The system provides shared real-time views for onshore and offshore personnel, customized reports and dashboards, and post-mission analytics with specific event playback from the Marlin database. The software consistently unites and engages personnel across activities and is proving invaluable around event transparency – almost every project is followed by requests for extensive mission playback from the system. For example, during the survey a line was aborted; and during the break-off around platforms, it was unclear whether the chase vessel maintained a safe distance from the seismic vessel. The historical playback could confirm exact offsets between vessels at all times.

SIMOPS and 4D survey results

Both 4D surveys lasted more than 100 days each and were completed in complex operating areas without any unplanned downtime from SIMOPS. The data quality was excellent, the repeatability was good, and more data coverage was acquired than expected.

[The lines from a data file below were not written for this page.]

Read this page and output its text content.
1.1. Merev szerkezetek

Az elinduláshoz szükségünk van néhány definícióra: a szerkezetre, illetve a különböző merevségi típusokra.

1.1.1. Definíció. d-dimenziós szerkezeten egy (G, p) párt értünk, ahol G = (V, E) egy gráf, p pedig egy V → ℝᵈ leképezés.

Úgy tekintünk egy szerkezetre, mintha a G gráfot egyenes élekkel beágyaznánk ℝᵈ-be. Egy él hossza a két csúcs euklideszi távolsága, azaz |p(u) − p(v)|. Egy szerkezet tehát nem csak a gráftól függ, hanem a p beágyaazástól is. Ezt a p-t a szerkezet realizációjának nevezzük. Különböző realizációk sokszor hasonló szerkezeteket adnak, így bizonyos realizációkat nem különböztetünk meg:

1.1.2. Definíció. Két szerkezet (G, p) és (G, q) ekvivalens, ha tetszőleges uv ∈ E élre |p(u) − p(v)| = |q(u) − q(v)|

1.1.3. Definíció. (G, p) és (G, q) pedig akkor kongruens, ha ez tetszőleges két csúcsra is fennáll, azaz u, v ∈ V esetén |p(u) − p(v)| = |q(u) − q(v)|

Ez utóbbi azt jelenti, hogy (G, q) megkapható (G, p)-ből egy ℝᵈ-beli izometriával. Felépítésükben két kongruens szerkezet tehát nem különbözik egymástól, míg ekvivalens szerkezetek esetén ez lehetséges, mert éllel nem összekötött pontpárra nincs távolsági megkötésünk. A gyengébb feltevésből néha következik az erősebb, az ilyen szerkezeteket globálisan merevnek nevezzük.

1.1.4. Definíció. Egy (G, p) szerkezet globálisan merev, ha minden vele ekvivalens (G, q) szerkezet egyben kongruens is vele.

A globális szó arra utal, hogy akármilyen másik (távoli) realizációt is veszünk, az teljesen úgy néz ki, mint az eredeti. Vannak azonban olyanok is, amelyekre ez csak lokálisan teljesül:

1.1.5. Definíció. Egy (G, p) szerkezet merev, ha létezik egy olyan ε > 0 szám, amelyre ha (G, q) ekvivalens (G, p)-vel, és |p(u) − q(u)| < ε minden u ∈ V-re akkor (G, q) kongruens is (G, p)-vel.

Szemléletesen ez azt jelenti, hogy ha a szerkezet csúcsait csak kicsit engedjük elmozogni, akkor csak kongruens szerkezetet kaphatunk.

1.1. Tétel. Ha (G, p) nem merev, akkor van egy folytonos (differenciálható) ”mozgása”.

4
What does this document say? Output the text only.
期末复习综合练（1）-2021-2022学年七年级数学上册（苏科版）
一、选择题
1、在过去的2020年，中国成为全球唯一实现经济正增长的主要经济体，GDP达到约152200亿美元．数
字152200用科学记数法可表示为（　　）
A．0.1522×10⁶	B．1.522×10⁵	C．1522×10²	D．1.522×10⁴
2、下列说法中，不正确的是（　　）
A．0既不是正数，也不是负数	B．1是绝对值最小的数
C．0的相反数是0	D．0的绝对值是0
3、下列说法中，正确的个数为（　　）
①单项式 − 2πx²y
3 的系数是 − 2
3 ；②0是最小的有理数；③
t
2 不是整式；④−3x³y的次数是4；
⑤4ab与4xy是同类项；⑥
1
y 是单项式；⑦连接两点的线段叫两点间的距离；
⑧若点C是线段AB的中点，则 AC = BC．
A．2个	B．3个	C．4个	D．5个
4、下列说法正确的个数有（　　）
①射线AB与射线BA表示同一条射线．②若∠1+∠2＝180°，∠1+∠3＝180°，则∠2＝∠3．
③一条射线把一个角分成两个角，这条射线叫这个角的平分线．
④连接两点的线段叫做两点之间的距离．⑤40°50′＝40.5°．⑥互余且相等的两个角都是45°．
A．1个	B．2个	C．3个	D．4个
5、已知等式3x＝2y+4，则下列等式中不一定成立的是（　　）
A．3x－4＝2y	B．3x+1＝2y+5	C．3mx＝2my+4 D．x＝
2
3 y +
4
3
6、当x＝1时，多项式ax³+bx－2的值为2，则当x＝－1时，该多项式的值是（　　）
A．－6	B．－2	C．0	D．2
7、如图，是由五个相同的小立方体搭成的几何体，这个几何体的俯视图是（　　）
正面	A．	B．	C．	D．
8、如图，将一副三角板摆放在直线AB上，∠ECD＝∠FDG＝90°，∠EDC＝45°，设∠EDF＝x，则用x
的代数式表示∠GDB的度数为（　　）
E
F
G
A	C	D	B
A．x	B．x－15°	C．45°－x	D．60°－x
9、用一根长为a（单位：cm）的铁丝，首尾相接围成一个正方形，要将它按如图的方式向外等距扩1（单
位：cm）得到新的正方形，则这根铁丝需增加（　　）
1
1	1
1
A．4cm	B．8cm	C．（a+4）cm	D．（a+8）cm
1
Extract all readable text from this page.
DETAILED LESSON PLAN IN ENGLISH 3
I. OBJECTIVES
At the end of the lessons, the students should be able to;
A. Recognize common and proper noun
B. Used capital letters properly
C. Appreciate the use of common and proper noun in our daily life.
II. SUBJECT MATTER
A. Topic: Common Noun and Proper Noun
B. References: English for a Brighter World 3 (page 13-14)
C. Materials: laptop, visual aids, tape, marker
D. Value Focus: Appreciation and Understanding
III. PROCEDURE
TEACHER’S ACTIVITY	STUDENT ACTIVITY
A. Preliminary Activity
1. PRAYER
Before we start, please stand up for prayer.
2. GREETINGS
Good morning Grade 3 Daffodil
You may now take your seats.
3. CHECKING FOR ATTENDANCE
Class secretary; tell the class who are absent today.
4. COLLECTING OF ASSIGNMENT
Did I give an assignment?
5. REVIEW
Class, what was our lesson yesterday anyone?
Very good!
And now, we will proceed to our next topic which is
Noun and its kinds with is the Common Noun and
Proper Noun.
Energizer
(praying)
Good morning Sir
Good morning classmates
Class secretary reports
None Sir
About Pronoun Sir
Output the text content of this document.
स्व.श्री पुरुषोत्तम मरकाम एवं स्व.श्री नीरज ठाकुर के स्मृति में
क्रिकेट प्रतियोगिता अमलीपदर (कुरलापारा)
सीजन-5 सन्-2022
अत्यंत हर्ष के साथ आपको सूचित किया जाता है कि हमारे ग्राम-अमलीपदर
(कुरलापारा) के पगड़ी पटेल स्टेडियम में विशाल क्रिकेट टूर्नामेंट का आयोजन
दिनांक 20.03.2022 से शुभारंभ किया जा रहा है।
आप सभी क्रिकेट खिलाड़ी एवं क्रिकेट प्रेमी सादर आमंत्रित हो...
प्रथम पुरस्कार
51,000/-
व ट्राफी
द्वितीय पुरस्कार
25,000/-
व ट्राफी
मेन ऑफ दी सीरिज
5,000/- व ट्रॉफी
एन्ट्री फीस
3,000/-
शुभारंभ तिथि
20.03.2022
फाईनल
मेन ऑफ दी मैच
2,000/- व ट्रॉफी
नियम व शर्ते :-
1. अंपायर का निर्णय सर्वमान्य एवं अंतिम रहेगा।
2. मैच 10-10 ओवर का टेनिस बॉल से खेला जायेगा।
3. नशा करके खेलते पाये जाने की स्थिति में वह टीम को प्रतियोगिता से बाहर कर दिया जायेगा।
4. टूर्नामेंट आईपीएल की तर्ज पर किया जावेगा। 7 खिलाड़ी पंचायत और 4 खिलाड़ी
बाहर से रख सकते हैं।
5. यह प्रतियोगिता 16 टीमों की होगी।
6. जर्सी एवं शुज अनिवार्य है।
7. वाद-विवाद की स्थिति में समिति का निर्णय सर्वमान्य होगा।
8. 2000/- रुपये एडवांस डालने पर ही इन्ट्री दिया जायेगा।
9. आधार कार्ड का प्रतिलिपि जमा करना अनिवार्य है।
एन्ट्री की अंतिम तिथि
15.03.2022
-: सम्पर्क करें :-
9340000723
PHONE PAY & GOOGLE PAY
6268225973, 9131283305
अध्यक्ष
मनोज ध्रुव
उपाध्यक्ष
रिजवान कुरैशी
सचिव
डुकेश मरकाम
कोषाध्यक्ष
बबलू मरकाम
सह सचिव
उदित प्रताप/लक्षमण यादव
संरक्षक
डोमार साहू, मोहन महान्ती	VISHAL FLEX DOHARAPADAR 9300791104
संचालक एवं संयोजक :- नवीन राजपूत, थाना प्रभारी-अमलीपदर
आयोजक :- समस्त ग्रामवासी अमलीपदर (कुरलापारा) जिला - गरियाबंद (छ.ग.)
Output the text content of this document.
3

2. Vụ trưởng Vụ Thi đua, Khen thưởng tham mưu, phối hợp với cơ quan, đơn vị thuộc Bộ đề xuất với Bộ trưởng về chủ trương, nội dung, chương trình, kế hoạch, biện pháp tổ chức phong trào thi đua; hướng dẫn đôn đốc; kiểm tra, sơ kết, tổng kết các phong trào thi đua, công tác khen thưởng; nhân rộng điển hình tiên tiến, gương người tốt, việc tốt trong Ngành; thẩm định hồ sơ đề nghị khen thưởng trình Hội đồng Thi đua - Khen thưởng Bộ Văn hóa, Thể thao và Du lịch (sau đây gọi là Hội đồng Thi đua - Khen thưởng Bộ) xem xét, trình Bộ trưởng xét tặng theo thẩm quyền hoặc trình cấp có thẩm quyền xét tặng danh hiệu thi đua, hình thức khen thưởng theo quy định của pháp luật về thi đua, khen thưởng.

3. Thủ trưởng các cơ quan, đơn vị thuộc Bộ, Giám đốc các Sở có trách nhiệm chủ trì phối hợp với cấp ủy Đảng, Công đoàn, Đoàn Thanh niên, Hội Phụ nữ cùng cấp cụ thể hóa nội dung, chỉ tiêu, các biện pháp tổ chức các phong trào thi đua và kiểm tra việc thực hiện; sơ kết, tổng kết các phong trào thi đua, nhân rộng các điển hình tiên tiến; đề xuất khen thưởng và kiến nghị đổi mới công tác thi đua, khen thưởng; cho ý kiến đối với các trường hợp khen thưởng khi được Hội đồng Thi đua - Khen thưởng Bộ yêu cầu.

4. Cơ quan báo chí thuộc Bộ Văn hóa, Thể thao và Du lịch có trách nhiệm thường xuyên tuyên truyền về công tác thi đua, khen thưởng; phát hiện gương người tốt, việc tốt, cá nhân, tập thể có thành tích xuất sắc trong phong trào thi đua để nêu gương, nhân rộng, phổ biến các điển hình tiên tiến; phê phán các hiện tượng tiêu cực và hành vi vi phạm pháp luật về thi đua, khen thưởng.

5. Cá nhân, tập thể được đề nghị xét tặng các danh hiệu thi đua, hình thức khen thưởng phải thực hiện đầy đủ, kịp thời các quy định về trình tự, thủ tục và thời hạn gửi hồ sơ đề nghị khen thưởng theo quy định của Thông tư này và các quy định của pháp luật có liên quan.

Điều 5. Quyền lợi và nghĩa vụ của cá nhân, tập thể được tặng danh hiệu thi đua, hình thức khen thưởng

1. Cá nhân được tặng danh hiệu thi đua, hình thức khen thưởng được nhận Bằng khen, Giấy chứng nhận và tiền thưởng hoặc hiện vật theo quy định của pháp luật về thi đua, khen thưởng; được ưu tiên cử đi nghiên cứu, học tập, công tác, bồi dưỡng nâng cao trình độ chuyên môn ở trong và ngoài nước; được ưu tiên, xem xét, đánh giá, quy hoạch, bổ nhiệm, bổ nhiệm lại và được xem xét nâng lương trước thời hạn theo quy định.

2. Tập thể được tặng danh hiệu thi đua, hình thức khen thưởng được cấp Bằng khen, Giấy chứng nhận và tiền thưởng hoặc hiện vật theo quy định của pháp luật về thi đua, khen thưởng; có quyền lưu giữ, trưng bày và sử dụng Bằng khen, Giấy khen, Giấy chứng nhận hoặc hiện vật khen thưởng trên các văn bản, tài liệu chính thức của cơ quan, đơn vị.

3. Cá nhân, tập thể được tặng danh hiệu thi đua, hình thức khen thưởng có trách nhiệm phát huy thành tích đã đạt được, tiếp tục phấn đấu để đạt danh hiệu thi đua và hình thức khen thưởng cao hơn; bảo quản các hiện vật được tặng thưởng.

In addition to helping prevent disruptions and potential HSE incidents, an additional unforeseen benefit was the value in reducing SIMOPS downtime for other operations in the area.

Marlin has been deployed for a broad range of use cases, growing from 39 installations at the beginning of 2017 to 61 today. These deployments have spanned marine operations in ice, optimization of time-lapse seismic surveys co-mingled with busy oil and gas operations, autonomous underwater vehicle flight planning and optimization, integrated offshore activity planning, and shore-based marine control centers. The software supports a step change offshore as the industry moves from traditional manual processes to digital solutions that integrate and share information in real time to enable better, safer decisions.